Звягинцев попытался было подойти четким строевым шагом, но в валенках, да еще с ощущением, будто к ногам привесили гири, сделать это было очень трудно. Остановился метрах в трех от повернувшихся к нему Духанова, Говорова, Жданова и Ворошилова. Проклиная себя за то, что полез со своим неуместным вопросом, Звягинцев вытянулся, прижал к корпусу руки и, обращаясь к Ворошилову, как к самому старшему по званию, глухим голосом скорее пробормотал, чем проговорил:
— Товарищ Маршал Советского Союза! Подполковник Звягинцев по вашему приказанию…
Он запнулся, потому что не знал, что уместнее сказать: «прибыл» или «явился», поскольку ни то, ни другое слово не подходило к сложившейся ситуации, умолк.
— Не смущайся, подполковник! — приветливо проговорил Ворошилов и, обращаясь к Жданову, пояснил: — А ты знаешь, Андрей, как вот этот самый подполковник с кремлевской трибуны речь держал?
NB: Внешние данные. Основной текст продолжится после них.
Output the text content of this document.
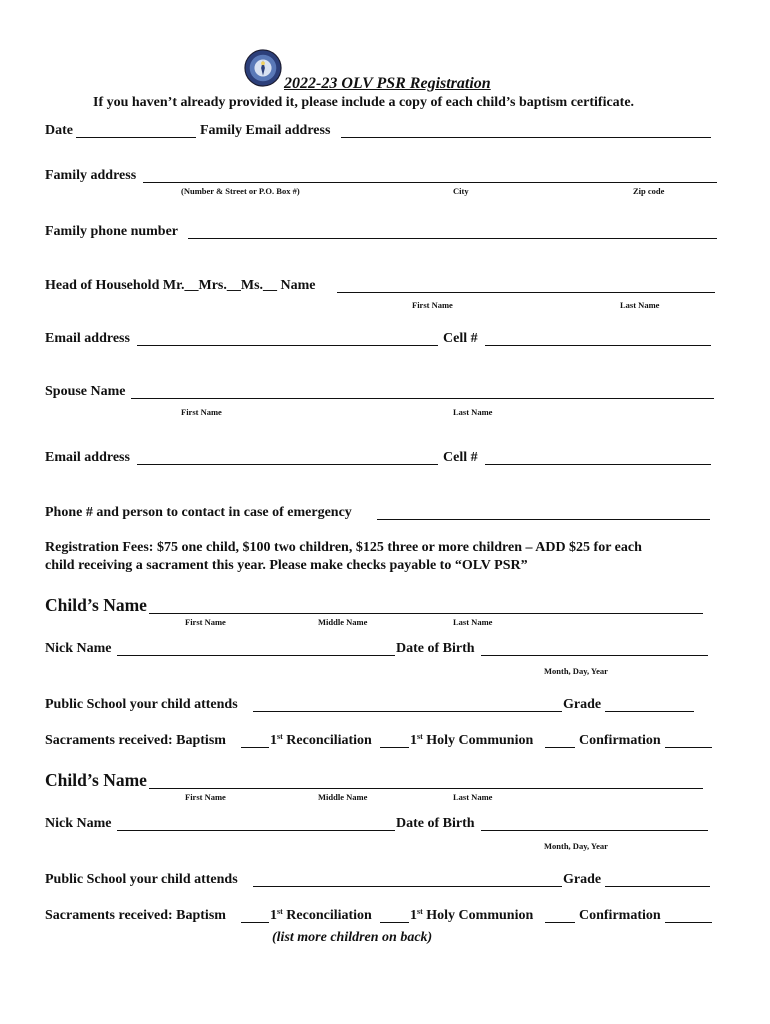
2022-23 OLV PSR Registration
If you haven’t already provided it, please include a copy of each child’s baptism certificate.
Date	Family Email address
Family address
(Number & Street or P.O. Box #)	City	Zip code
Family phone number
Head of Household Mr.__Mrs.__Ms.__ Name
First Name	Last Name
Email address	Cell #
Spouse Name
First Name	Last Name
Email address	Cell #
Phone # and person to contact in case of emergency
Registration Fees: $75 one child, $100 two children, $125 three or more children – ADD $25 for each
child receiving a sacrament this year. Please make checks payable to “OLV PSR”
Child’s Name
First Name	Middle Name	Last Name
Nick Name	Date of Birth
Month, Day, Year
Public School your child attends	Grade
Sacraments received: Baptism	1st Reconciliation	1st Holy Communion	Confirmation
Child’s Name
First Name	Middle Name	Last Name
Nick Name	Date of Birth
Month, Day, Year
Public School your child attends	Grade
Sacraments received: Baptism	1st Reconciliation	1st Holy Communion	Confirmation
(list more children on back)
Сразу после финской войны это было. Совещание военное товарищ Сталин собирал. Ну, сказать по совести, некоторые наши Суворовы малость в шапкозакидательство на совещании ударились. А он… прости, забыл, как твоя фамилия?
— Звягинцев, товарищ маршал, — напомнил подполковник и вдруг подумал: «Про Кремль вспомнил. А про ту встречу под Лугой, наверное, забыл».
— А ведь я вас, товарищ Звягинцев, тоже знаю, — неожиданно сказал Жданов, — ведь это вы мне рассказывали, как отдел инженерных войск собирается строить лужскую оборону, верно?
Хотя Жданов был членом Военного совета фронта и имел генеральское звание, он в своей манере обращения оставался прежде всего партийным деятелем, никогда не употребляя ни «чинов», ни слова «докладывайте».
— Я, Андрей Александрович, — ответил Звягинцев. Он уже чувствовал себя уверенней и спокойней.
— А все же с вопросами, когда все ясно, вылезать, товарищ подполковник, не следует, — строго заметил Говоров. — Разве командующий армией не поставил задачу вашему УРу? — И он, нахмурившись, перевел взгляд на Духанова.
— Поставил, товарищ генерал, — быстро, чтобы ответить раньше Духанова, сказал Звягинцев. — Задача УРа ясна.
— Так в чем же дело? — все так же строго вновь спросил Говоров, как бы давая понять, что «высокие связи» этого командира не дают ему никаких особых прав и никакой разболтанности он, командующий фронтом, не потерпит. — Повторите свою задачу!